If adopted, the new rules — known as the Wildland-Urban Interface Code — would offer the city and its residents an enforceable tool for outlining how developers can construct buildings that abut wild spaces. It could also be extended to deal with how the city manages burnable detritus in those areas.
The code is a model code — a template with general rules that would require city officials to amend it specifically for Austin’s needs. “It’s a place to start,” AFD Chief of Staff Harry Evans told In Fact Daily.
At the hearing, Commission Vice Chair Mike Levy expressed his concern that, even if the code is adopted, it may initially be limited in scope to issues within 100 feet of the boundary of a given property. Levy pressed Wren and Evans to expand the enforceable limits of any new rules. “Our concern, I think, should be everything outside that 100-foot limit,” he said.
When Levy asked Wren if he could think of any examples of wildland code that extend beyond 100 feet of a property line, Wren replied that he could not. “I realize that you’re charting new ground,” Levy said.
Still, he continued with the issue. “Unless we really aggressively approach the … risk outside the 100-foot limit, I think we’re going to lose more structures,” he said. “We can’t protect the entire city, but I think we can save more rather than less.”
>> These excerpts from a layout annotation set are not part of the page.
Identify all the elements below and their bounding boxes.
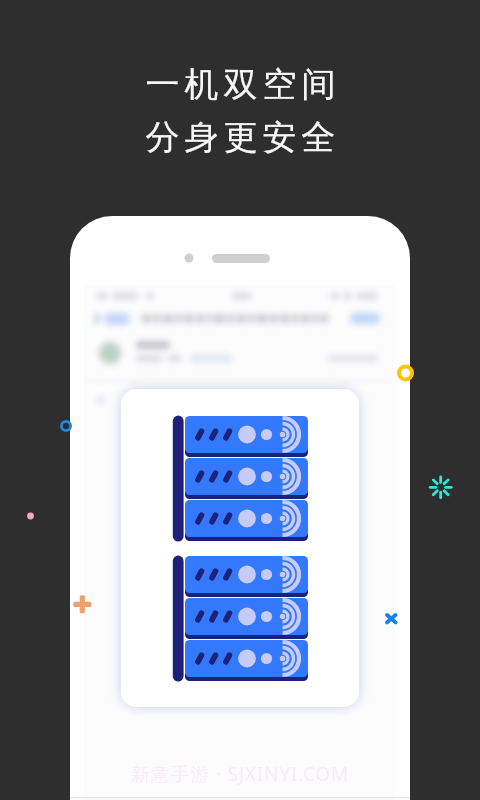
button[interactable]: Server racks illustration bbox=[121, 389, 359, 707]
staticText: 分身更安全 bbox=[143, 116, 338, 159]
staticText: 一机双空间 bbox=[143, 63, 338, 106]
staticText: 新意手游 · SJXINYI.COM bbox=[131, 761, 350, 787]
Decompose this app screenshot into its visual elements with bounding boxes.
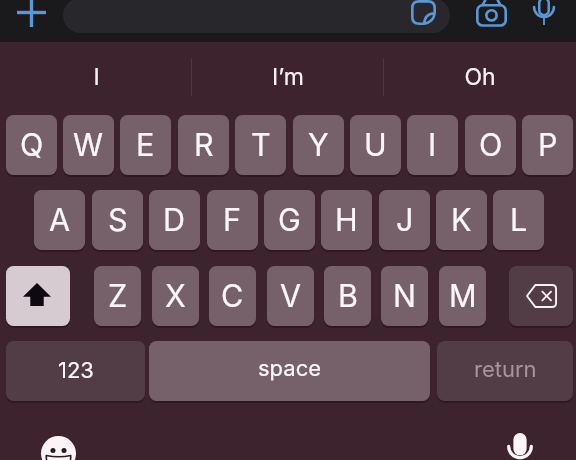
button[interactable]: Camera [474, 0, 508, 30]
staticText: Oh [464, 63, 496, 91]
staticText: C [221, 277, 244, 314]
staticText: G [278, 201, 301, 238]
button[interactable]: I [407, 115, 458, 175]
button[interactable]: W [63, 115, 114, 175]
button[interactable]: T [235, 115, 286, 175]
button[interactable]: space [149, 341, 430, 401]
button[interactable]: 123 [6, 341, 145, 401]
staticText: T [251, 126, 271, 163]
staticText: space [258, 355, 322, 382]
staticText: Q [20, 126, 44, 163]
staticText: K [451, 201, 472, 238]
staticText: return [474, 356, 537, 383]
button[interactable]: L [493, 190, 544, 250]
button[interactable]: G [264, 190, 315, 250]
staticText: V [280, 277, 302, 314]
button[interactable]: F [207, 190, 258, 250]
button[interactable]: E [120, 115, 171, 175]
button[interactable]: N [381, 266, 428, 326]
staticText: N [393, 277, 416, 314]
staticText: P [538, 126, 558, 163]
staticText: A [49, 201, 71, 238]
button[interactable]: Oh [384, 50, 576, 104]
staticText: F [223, 201, 242, 238]
button[interactable]: Stickers [410, 0, 436, 25]
button[interactable]: A [34, 190, 85, 250]
staticText: X [165, 277, 186, 314]
button[interactable]: X [152, 266, 199, 326]
staticText: U [364, 126, 387, 163]
staticText: 123 [58, 357, 94, 384]
staticText: I [428, 126, 437, 163]
button[interactable]: Emoji [41, 436, 76, 460]
staticText: D [163, 201, 186, 238]
staticText: H [335, 201, 358, 238]
button[interactable]: V [267, 266, 314, 326]
staticText: E [136, 126, 155, 163]
button[interactable]: return [437, 341, 573, 401]
button[interactable]: C [209, 266, 256, 326]
button[interactable]: I [0, 50, 192, 104]
staticText: Y [308, 126, 329, 163]
staticText: O [479, 126, 503, 163]
button[interactable]: Voice input [528, 0, 560, 27]
button[interactable]: R [178, 115, 229, 175]
button[interactable]: Shift [6, 266, 70, 326]
button[interactable]: M [439, 266, 486, 326]
button[interactable]: Message field [63, 0, 450, 33]
button[interactable]: K [436, 190, 487, 250]
staticText: Z [108, 277, 128, 314]
staticText: R [194, 126, 214, 163]
button[interactable]: D [149, 190, 200, 250]
button[interactable]: S [92, 190, 143, 250]
button[interactable]: U [350, 115, 401, 175]
staticText: I [93, 63, 100, 91]
staticText: S [108, 201, 128, 238]
staticText: L [510, 201, 528, 238]
staticText: W [73, 126, 104, 163]
button[interactable]: Z [94, 266, 141, 326]
button[interactable]: J [379, 190, 430, 250]
button[interactable]: P [522, 115, 573, 175]
button[interactable]: O [465, 115, 516, 175]
button[interactable]: B [324, 266, 371, 326]
button[interactable]: Dictation [507, 433, 533, 459]
staticText: B [338, 277, 358, 314]
button[interactable]: Backspace [509, 266, 573, 326]
button[interactable]: Q [6, 115, 57, 175]
button[interactable]: Add attachment [13, 0, 49, 30]
button[interactable]: I’m [192, 50, 384, 104]
staticText: J [396, 201, 414, 238]
button[interactable]: Y [293, 115, 344, 175]
button[interactable]: H [321, 190, 372, 250]
staticText: M [449, 277, 477, 314]
staticText: I’m [272, 63, 304, 91]
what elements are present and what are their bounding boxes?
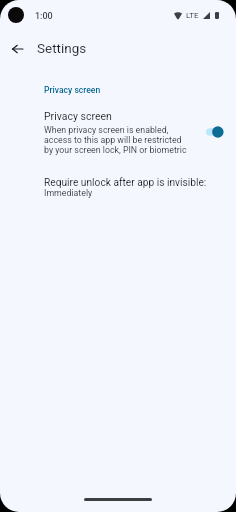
staticText: Settings	[37, 40, 87, 56]
staticText: When privacy screen is enabled, access t…	[44, 125, 187, 155]
button[interactable]: Back	[5, 37, 29, 61]
staticText: Privacy screen	[44, 110, 112, 122]
button[interactable]: Privacy screen	[0, 110, 236, 155]
staticText: LTE	[186, 11, 199, 20]
staticText: Require unlock after app is invisible:	[44, 177, 207, 189]
staticText: Immediately	[44, 188, 93, 198]
button[interactable]: Privacy screen toggle	[206, 125, 227, 139]
staticText: 1:00	[35, 11, 53, 22]
staticText: Privacy screen	[44, 85, 101, 95]
button[interactable]: Require unlock after app is invisible:	[0, 172, 236, 206]
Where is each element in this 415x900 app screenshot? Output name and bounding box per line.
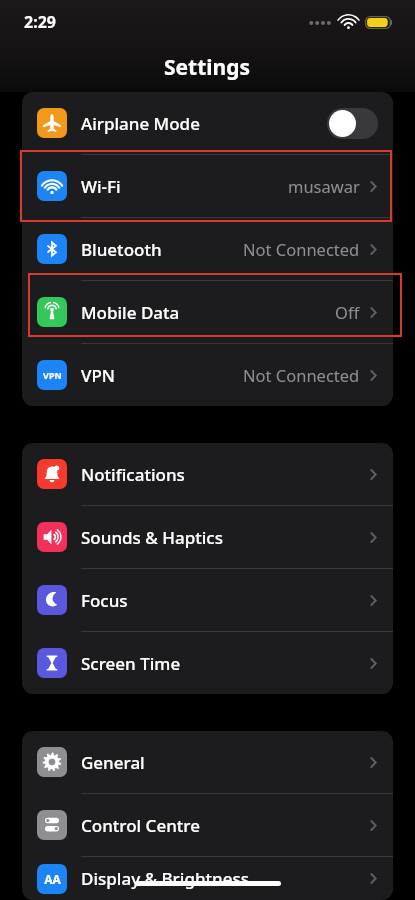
staticText: Focus <box>81 589 128 612</box>
staticText: AA <box>44 871 61 887</box>
button[interactable]: Focus <box>22 569 393 632</box>
button[interactable]: Airplane Mode toggle, off <box>327 108 378 139</box>
staticText: VPN <box>43 369 62 381</box>
staticText: Control Centre <box>81 814 200 837</box>
staticText: Mobile Data <box>81 301 180 324</box>
button[interactable]: Wi-Fi <box>22 155 393 218</box>
staticText: Bluetooth <box>81 238 162 261</box>
staticText: Settings <box>164 53 251 82</box>
staticText: Airplane Mode <box>81 112 200 135</box>
staticText: Display & Brightness <box>81 867 250 890</box>
staticText: VPN <box>81 364 116 387</box>
staticText: Wi-Fi <box>81 175 121 198</box>
button[interactable]: Bluetooth <box>22 218 393 281</box>
button[interactable]: Screen Time <box>22 632 393 694</box>
button[interactable]: Mobile Data <box>22 281 393 344</box>
button[interactable]: Airplane Mode <box>22 92 393 155</box>
staticText: General <box>81 751 145 774</box>
staticText: Not Connected <box>243 364 360 386</box>
button[interactable]: General <box>22 731 393 794</box>
staticText: musawar <box>288 175 360 197</box>
button[interactable]: VPN <box>22 344 393 406</box>
button[interactable]: Control Centre <box>22 794 393 857</box>
staticText: Not Connected <box>243 238 360 260</box>
staticText: Off <box>335 301 360 323</box>
staticText: 2:29 <box>24 11 56 33</box>
staticText: Notifications <box>81 463 185 486</box>
button[interactable]: Notifications <box>22 443 393 506</box>
button[interactable]: Sounds & Haptics <box>22 506 393 569</box>
button[interactable]: AA <box>22 857 393 900</box>
staticText: Screen Time <box>81 652 181 675</box>
staticText: Sounds & Haptics <box>81 526 223 549</box>
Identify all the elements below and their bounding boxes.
Levy also keyed in on the idea that the new rules might not meet with universal excitement. “It’s politically sensitive,” he suggested. “There are folks … the Balcones (Canyonlands Conservation) folks, that are very concerned about doing anything with their area of concern. But, the risk to the surrounding properties … is enormous.”
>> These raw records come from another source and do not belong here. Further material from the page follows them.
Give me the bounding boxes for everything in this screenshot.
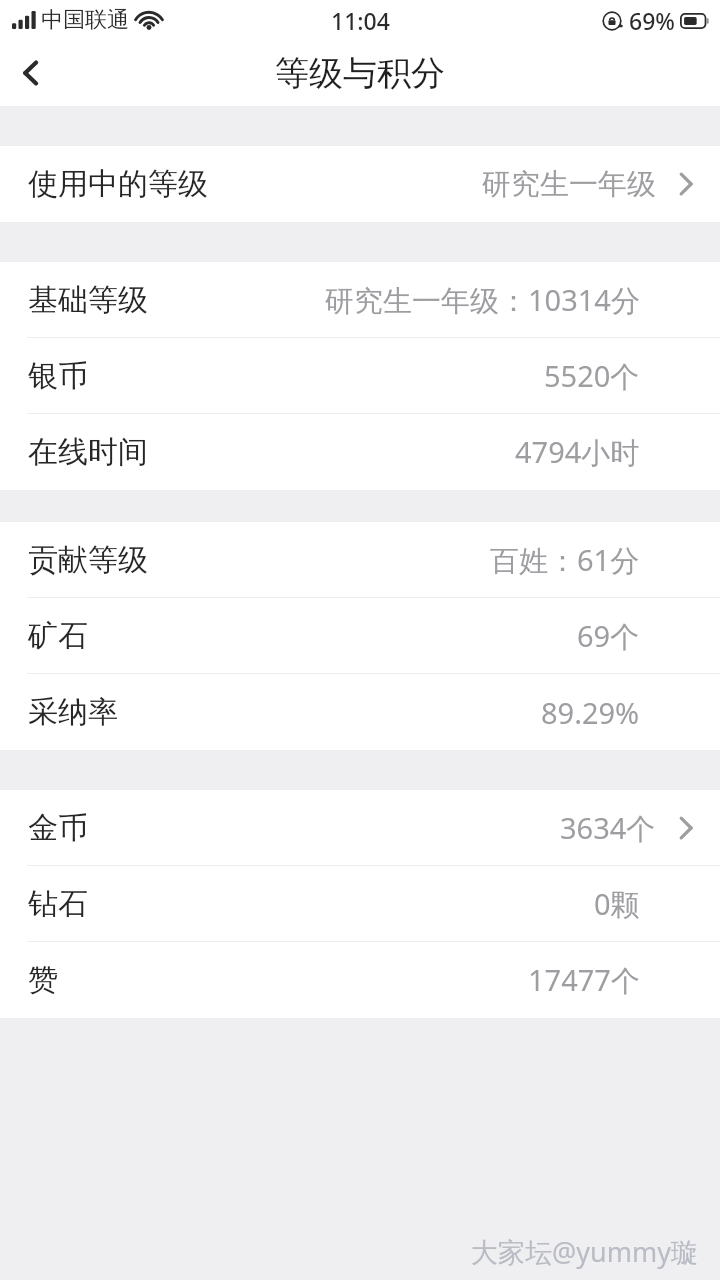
staticText: 贡献等级 <box>28 541 148 579</box>
button[interactable]: 金币 <box>0 790 720 866</box>
button[interactable]: 贡献等级 <box>0 522 720 598</box>
staticText: 钻石 <box>28 885 88 923</box>
staticText: 中国联通 <box>41 6 129 34</box>
button[interactable]: 基础等级 <box>0 262 720 338</box>
staticText: 3634个 <box>560 808 656 848</box>
staticText: 研究生一年级：10314分 <box>325 280 640 320</box>
button[interactable]: 银币 <box>0 338 720 414</box>
staticText: 使用中的等级 <box>28 165 208 203</box>
staticText: 银币 <box>28 357 88 395</box>
staticText: 11:04 <box>331 5 390 36</box>
button[interactable]: 矿石 <box>0 598 720 674</box>
staticText: 赞 <box>28 961 58 999</box>
button[interactable]: Back <box>0 40 66 106</box>
staticText: 5520个 <box>544 356 640 396</box>
staticText: 金币 <box>28 809 88 847</box>
staticText: 69% <box>629 5 675 36</box>
staticText: 在线时间 <box>28 433 148 471</box>
staticText: 17477个 <box>528 960 640 1000</box>
staticText: 0颗 <box>594 884 640 924</box>
button[interactable]: 赞 <box>0 942 720 1018</box>
staticText: 等级与积分 <box>275 52 445 95</box>
staticText: 百姓：61分 <box>490 540 640 580</box>
staticText: 基础等级 <box>28 281 148 319</box>
button[interactable]: 在线时间 <box>0 414 720 490</box>
staticText: 采纳率 <box>28 693 118 731</box>
staticText: 69个 <box>577 616 640 656</box>
button[interactable]: 采纳率 <box>0 674 720 750</box>
staticText: 矿石 <box>28 617 88 655</box>
staticText: 4794小时 <box>515 432 640 472</box>
button[interactable]: 钻石 <box>0 866 720 942</box>
staticText: 大家坛@yummy璇 <box>471 1233 698 1270</box>
button[interactable]: 使用中的等级 <box>0 146 720 222</box>
staticText: 89.29% <box>541 693 640 732</box>
staticText: 研究生一年级 <box>482 166 656 203</box>
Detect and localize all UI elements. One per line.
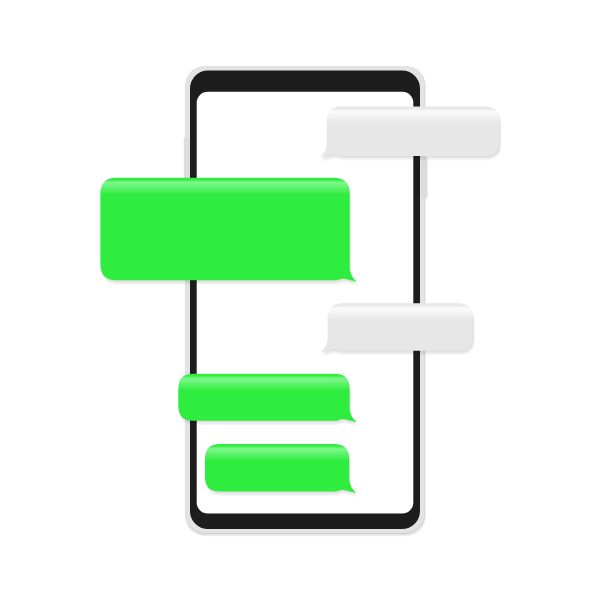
button[interactable]: Sent message — [205, 444, 349, 492]
button[interactable]: Sent message — [100, 178, 349, 280]
button[interactable]: Received message — [328, 303, 473, 351]
button[interactable]: Sent message — [178, 374, 349, 421]
button[interactable]: Received message — [327, 107, 500, 156]
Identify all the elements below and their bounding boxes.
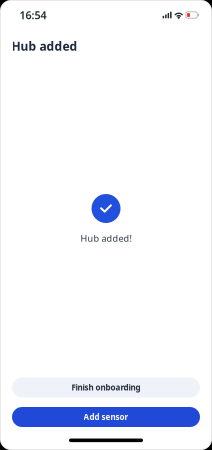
staticText: Add sensor [84,412,128,422]
staticText: 16:54 [20,8,46,22]
staticText: Hub added! [80,232,132,244]
staticText: Finish onboarding [72,382,140,393]
button[interactable]: Add sensor [12,407,200,427]
staticText: Hub added [12,38,78,54]
button[interactable]: Finish onboarding [12,378,200,398]
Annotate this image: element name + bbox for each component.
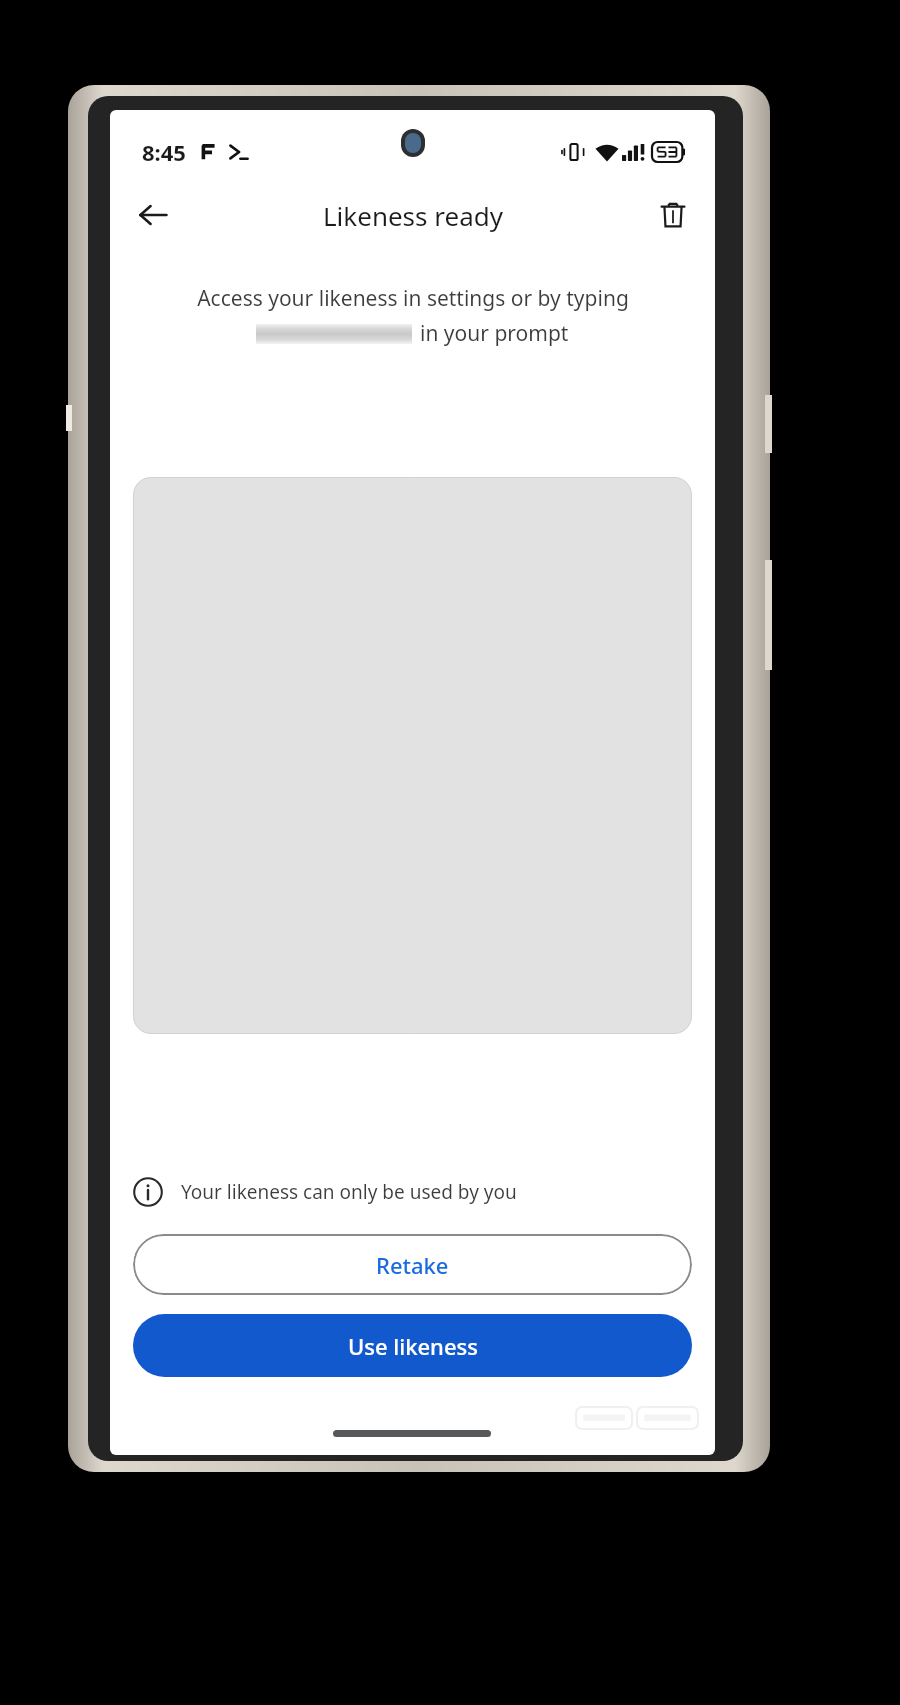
button[interactable]: Retake [133,1234,692,1295]
staticText: Access your likeness in settings or by t… [197,284,629,313]
staticText: Likeness ready [323,198,503,233]
staticText: in your prompt [420,319,569,348]
button[interactable]: Back [122,184,184,246]
staticText: Your likeness can only be used by you [181,1179,517,1205]
button[interactable]: Use likeness [133,1314,692,1377]
staticText: Use likeness [348,1331,478,1361]
button[interactable]: Delete [642,184,704,246]
staticText: 8:45 [142,137,186,167]
staticText: Retake [376,1250,449,1280]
For this reason and more, Wren emphasized the need for a robust public process. “We have to have these stakeholders buy in,” he said. “That’s one reason why we need this time for stakeholder meetings.”
If Wren’s schedule holds, fire officials would begin meeting with internal city stakeholders — including the Parks and Recreation Department, Austin Water Utility, Austin Energy, and many more — to discuss the potential new regulations in January. His team would move on to bring in stakeholders in the community shortly thereafter.
All of that would put the new rules on track for presentation to city boards and commissions in February or March. If they sail through, they could be in front of Council for action as soon as early April. If the rules prove controversial — as seems more likely — the Council might not take action until after the Council election in May.
Commission Chair Michael Lauderdale wondered how quickly the city could act on the code once if it is adopted. “I’m beginning to feel we’ve got another summer coming, when, in effect, that (fire) fuel load remains largely out there,” he said.
Evans said he would have an answer to that question for the commission at its next meeting.